Les essais, documentaires ou fictions sur les grandes entreprises du numérique sont légion. Certains sont encore empreints de la naïveté de la « start-up nation » et de l’innovation qui aurait réponse à tout, mais, de plus en plus, ils se montrent très critiques. L’aspect monopolistique des Gafam (Google, Apple, Facebook, Amazon et Microsoft) ou le caractère attentatoire à la vie privée de leurs méthodes sont mis en avant. Mais on dépasse rarement l’indignation et la dénonciation.
Or, pour saisir le rôle réel de ces géants du web dans notre vie quotidienne, il faut saisir la dynamique interne des relations entre eux et les sociétés humaines, il faut comprendre leur rôle dans le capitalisme contemporain.
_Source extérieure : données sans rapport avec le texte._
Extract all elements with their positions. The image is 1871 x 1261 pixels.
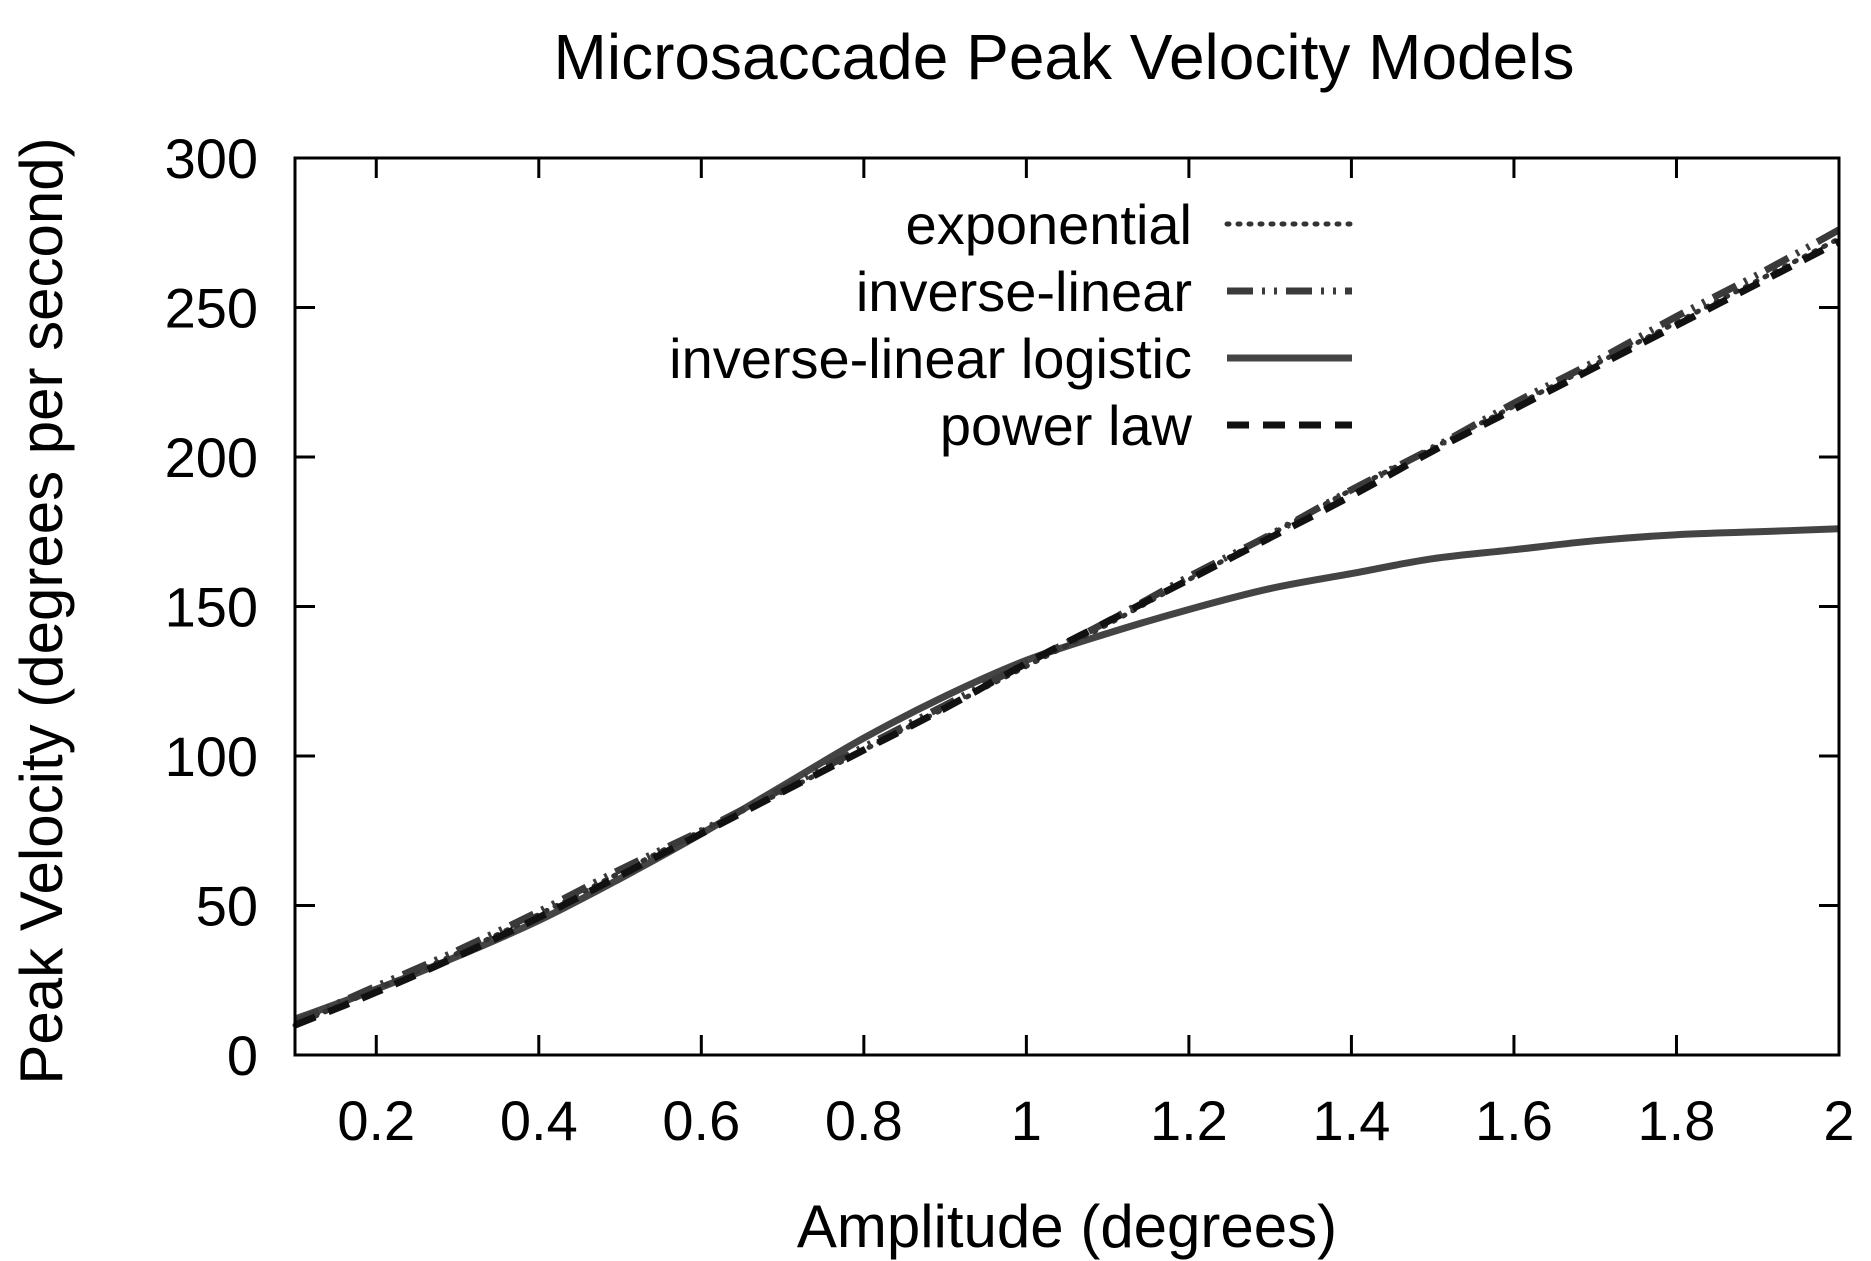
y-axis-label: Peak Velocity (degrees per second) [8,137,75,1084]
x-tick-label: 1.6 [1475,1089,1553,1152]
x-tick-label: 2 [1823,1089,1854,1152]
x-tick-label: 0.4 [500,1089,578,1152]
y-tick-label: 150 [165,576,258,639]
x-axis-label: Amplitude (degrees) [797,1193,1337,1260]
legend-label-power-law: power law [940,394,1193,457]
series-line-power-law [293,238,1841,1029]
x-tick-label: 0.8 [825,1089,903,1152]
data-series [292,226,1842,1029]
plot-frame [293,156,1841,1057]
axis-tick-labels: 0.2 0.4 0.6 0.8 1 1.2 1.4 1.6 1.8 2 0 50 100 150 200 25… [165,127,1855,1152]
y-tick-label: 250 [165,277,258,340]
legend-label-inverse-linear: inverse-linear [856,260,1192,323]
y-tick-label: 300 [165,127,258,190]
x-tick-label: 1 [1011,1089,1042,1152]
legend-label-inverse-linear-logistic: inverse-linear logistic [669,327,1192,390]
x-tick-label: 1.4 [1312,1089,1390,1152]
y-tick-label: 100 [165,725,258,788]
legend: exponentialinverse-linearinverse-linear … [669,193,1355,457]
y-tick-label: 200 [165,426,258,489]
y-tick-label: 0 [227,1024,258,1087]
x-tick-label: 1.2 [1150,1089,1228,1152]
series-line-inverse-linear-logistic [293,525,1840,1023]
x-tick-label: 0.6 [662,1089,740,1152]
axis-ticks [295,156,1841,1057]
x-tick-label: 1.8 [1638,1089,1716,1152]
y-tick-label: 50 [196,875,258,938]
x-tick-label: 0.2 [337,1089,415,1152]
chart-title: Microsaccade Peak Velocity Models [554,21,1575,93]
legend-label-exponential: exponential [906,193,1192,256]
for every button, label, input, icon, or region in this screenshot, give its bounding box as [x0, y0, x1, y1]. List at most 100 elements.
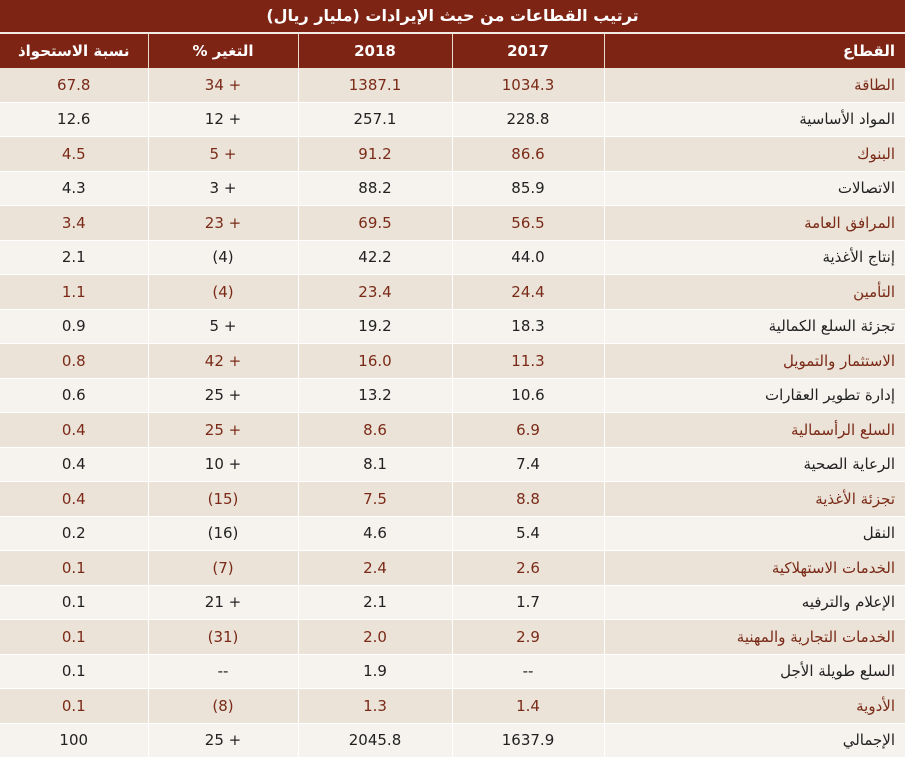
cell-share: 2.1 — [0, 240, 148, 275]
cell-y2017: 2.6 — [451, 550, 604, 586]
cell-y2018: 16.0 — [297, 343, 452, 379]
table-row: السلع طويلة الأجل -- 1.9 -- 0.1 — [0, 654, 905, 689]
cell-sector: الاستثمار والتمويل — [603, 343, 905, 379]
cell-y2018: 23.4 — [297, 274, 452, 310]
cell-y2018: 8.6 — [297, 412, 452, 448]
cell-y2017: 1637.9 — [451, 723, 604, 758]
cell-share: 0.6 — [0, 378, 148, 413]
cell-share: 4.3 — [0, 171, 148, 206]
cell-change: -- — [147, 654, 298, 689]
cell-change: 25 + — [147, 378, 298, 413]
cell-y2018: 88.2 — [297, 171, 452, 206]
cell-y2017: 85.9 — [451, 171, 604, 206]
cell-y2018: 69.5 — [297, 205, 452, 241]
cell-y2018: 8.1 — [297, 447, 452, 482]
cell-y2017: -- — [451, 654, 604, 689]
header-2017: 2017 — [451, 34, 604, 68]
cell-share: 0.4 — [0, 481, 148, 517]
table-row: الخدمات الاستهلاكية 2.6 2.4 (7) 0.1 — [0, 550, 905, 586]
cell-y2017: 18.3 — [451, 309, 604, 344]
cell-change: 42 + — [147, 343, 298, 379]
cell-share: 4.5 — [0, 136, 148, 172]
table-row: تجزئة الأغذية 8.8 7.5 (15) 0.4 — [0, 481, 905, 517]
cell-change: 10 + — [147, 447, 298, 482]
cell-sector: المرافق العامة — [603, 205, 905, 241]
cell-y2018: 2.1 — [297, 585, 452, 620]
cell-y2018: 19.2 — [297, 309, 452, 344]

Autrement dit, il faut saisir l’économie politique du numérique : quels sont les ressorts de ce segment devenu central dans l’organisation sociale ?
Ce travail est entamé avec brio par l’économiste Cédric Durand dans son dernier ouvrage, Techno-féodalisme, paru en septembre aux éditions Zones. Celui-ci décortique le fonctionnement de l’économie numérique pour mettre en lumière les rapports sociaux qu’elle suppose. (...)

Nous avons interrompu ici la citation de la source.